After all, if we can engage in “regime change” campaigns, and dictate the terms
and results of Lower Slobbovia’s elections, why can’t they interfere in ours?
To this end they employ legions of publicists, lobbyists, and tame congressmen
to pursue their national interests, mostly at our expense: the billions in “foreign
aid” we ship overseas come back to our shores in the form of exorbitant fees
paid to PR firms – a rare trade deal where American firms actually come out
ahead!
Most of this is relatively subtle, and covert – or, at least, it has been up
to now. However, the Trump phenomenon has changed the rules of the game, and
foreign actors are now openly coming out of the closet – so to speak – and brazenly
attacking the GOP candidate. I can’t recall a presidential contest where a foreign
ambassador has written an op-ed piece attacking one of the candidates, but this
election season has Ukraine’s ambassador to the US, Valeriy Chaly, publishing
a
piece in the Ukrainian Weekly echoing the Mookarthyite charge that
Trump is the
Manchurian candidate. Trump’s comments on the Ukraine issue “have raised
serious concerns,” we are told, as Chaly goes on to write that:
“Since the Russian aggression, there has been bipartisan support for U.S.

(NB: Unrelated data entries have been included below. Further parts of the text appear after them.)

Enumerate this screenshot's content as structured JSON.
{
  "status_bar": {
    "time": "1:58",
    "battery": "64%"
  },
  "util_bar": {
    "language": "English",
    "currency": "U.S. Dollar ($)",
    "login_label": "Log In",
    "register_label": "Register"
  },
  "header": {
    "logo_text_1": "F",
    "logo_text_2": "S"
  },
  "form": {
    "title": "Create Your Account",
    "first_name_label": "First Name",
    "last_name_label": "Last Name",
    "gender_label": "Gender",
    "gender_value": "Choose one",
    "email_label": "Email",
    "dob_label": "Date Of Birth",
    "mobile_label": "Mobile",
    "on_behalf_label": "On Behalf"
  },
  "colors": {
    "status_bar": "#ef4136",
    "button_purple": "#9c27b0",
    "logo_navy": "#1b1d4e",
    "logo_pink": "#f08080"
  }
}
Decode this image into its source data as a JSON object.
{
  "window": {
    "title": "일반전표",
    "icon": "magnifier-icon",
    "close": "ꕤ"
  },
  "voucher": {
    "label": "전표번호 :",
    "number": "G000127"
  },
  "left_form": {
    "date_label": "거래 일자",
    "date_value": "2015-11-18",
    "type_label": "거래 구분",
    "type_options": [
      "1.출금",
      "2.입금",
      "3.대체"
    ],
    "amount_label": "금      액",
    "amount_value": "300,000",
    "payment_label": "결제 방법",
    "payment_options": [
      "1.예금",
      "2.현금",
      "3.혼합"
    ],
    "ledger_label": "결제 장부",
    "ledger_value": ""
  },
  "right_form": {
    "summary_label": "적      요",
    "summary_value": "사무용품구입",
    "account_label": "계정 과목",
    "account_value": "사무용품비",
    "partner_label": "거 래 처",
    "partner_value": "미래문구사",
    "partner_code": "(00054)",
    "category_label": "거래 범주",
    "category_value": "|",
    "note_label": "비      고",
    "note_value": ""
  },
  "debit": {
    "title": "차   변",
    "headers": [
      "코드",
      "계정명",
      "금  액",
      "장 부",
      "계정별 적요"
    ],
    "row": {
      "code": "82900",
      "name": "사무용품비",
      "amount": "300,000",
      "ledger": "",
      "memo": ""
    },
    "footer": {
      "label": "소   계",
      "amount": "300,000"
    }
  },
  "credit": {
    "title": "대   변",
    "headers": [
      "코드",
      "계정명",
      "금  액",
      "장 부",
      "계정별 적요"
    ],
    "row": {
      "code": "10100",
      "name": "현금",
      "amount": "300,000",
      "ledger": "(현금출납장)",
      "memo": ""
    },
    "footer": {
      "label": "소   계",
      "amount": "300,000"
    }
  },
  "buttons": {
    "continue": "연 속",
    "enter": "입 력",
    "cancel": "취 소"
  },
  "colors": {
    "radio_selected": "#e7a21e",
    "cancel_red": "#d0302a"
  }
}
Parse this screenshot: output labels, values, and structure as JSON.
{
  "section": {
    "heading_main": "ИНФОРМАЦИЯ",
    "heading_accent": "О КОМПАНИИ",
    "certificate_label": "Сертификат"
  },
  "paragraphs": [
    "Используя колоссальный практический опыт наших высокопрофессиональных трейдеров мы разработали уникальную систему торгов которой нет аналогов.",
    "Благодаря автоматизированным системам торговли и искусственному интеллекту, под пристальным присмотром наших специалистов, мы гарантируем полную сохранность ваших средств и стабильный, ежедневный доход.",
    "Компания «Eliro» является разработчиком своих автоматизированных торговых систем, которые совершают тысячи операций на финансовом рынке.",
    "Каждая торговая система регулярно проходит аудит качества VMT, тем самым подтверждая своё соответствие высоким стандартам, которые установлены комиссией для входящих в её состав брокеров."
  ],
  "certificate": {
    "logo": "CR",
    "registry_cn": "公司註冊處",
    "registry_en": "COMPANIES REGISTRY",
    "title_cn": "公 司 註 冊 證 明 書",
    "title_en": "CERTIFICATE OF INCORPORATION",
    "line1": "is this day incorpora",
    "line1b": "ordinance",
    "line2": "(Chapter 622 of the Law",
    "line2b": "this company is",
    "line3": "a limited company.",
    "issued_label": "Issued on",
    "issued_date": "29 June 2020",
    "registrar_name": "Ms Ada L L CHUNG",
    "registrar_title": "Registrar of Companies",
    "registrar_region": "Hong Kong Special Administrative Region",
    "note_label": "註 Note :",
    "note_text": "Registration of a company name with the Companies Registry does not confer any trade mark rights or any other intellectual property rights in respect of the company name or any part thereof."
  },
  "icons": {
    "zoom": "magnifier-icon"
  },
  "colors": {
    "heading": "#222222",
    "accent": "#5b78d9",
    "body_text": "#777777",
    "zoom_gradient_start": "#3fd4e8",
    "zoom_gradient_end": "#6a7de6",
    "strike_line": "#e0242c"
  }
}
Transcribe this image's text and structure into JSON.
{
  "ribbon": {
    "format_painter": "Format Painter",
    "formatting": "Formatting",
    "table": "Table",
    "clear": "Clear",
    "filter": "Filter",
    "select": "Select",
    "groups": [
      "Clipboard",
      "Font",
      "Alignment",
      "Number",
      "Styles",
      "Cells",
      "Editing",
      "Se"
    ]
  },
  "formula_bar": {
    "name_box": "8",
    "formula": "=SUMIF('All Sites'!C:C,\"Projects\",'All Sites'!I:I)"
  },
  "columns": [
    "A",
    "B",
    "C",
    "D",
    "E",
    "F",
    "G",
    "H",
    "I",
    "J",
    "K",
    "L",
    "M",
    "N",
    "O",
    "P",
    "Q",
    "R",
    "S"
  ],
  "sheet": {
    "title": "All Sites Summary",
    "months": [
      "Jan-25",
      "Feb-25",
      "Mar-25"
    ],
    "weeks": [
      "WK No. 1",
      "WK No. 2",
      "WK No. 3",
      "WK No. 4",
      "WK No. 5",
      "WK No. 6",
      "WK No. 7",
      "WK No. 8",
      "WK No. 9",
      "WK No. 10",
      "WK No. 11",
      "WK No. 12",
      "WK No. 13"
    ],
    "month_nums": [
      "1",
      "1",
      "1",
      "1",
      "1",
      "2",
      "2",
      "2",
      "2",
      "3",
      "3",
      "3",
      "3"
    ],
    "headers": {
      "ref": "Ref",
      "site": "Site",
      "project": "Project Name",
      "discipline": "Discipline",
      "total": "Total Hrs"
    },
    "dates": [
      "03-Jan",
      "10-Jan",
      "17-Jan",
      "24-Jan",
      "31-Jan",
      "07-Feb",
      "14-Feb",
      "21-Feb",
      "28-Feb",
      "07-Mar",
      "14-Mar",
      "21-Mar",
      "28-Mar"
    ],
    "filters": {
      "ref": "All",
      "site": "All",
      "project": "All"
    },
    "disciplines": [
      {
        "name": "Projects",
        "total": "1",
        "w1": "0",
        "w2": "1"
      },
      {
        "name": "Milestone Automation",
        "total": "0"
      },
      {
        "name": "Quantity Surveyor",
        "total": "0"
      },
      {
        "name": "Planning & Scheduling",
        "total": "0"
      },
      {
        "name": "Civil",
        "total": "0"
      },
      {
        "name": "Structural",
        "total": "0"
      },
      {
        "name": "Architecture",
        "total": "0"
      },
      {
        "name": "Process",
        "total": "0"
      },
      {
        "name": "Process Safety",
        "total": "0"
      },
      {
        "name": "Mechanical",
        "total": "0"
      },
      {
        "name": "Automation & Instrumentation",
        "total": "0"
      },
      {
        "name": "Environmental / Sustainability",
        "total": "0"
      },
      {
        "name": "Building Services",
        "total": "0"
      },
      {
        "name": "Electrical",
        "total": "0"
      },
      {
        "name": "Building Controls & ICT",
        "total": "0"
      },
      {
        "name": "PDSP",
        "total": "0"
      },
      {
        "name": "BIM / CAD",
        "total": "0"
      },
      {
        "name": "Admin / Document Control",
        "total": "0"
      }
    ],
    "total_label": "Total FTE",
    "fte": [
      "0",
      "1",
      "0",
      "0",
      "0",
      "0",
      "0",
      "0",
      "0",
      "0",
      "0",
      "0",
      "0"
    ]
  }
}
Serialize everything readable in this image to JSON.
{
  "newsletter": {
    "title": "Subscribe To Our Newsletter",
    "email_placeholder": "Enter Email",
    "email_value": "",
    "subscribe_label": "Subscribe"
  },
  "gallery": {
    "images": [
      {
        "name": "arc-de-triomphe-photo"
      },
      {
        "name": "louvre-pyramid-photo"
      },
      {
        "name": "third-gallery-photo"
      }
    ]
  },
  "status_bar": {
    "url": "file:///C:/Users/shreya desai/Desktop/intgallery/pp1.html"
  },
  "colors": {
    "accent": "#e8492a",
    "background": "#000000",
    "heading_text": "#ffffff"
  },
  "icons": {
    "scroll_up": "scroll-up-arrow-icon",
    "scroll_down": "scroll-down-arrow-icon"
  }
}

sanctions against Russia, and for such sanctions to remain in place until the
territorial integrity of Ukraine is restored. Efforts to enhance Ukraine’s defense
capacity are supported across the aisle, as well, to ensure that Ukraine becomes
strong enough to deter Russia’s aggression.
“Even if Mr. Trump’s comments are only speculative, and do not really reflect
a future foreign policy, they call for appeasement of an aggressor and support
the violation of a sovereign country’s territorial integrity and another’s breach
of international law.”
Chaly doesn’t get it, but that’s not surprising – he’s a foreigner, after all.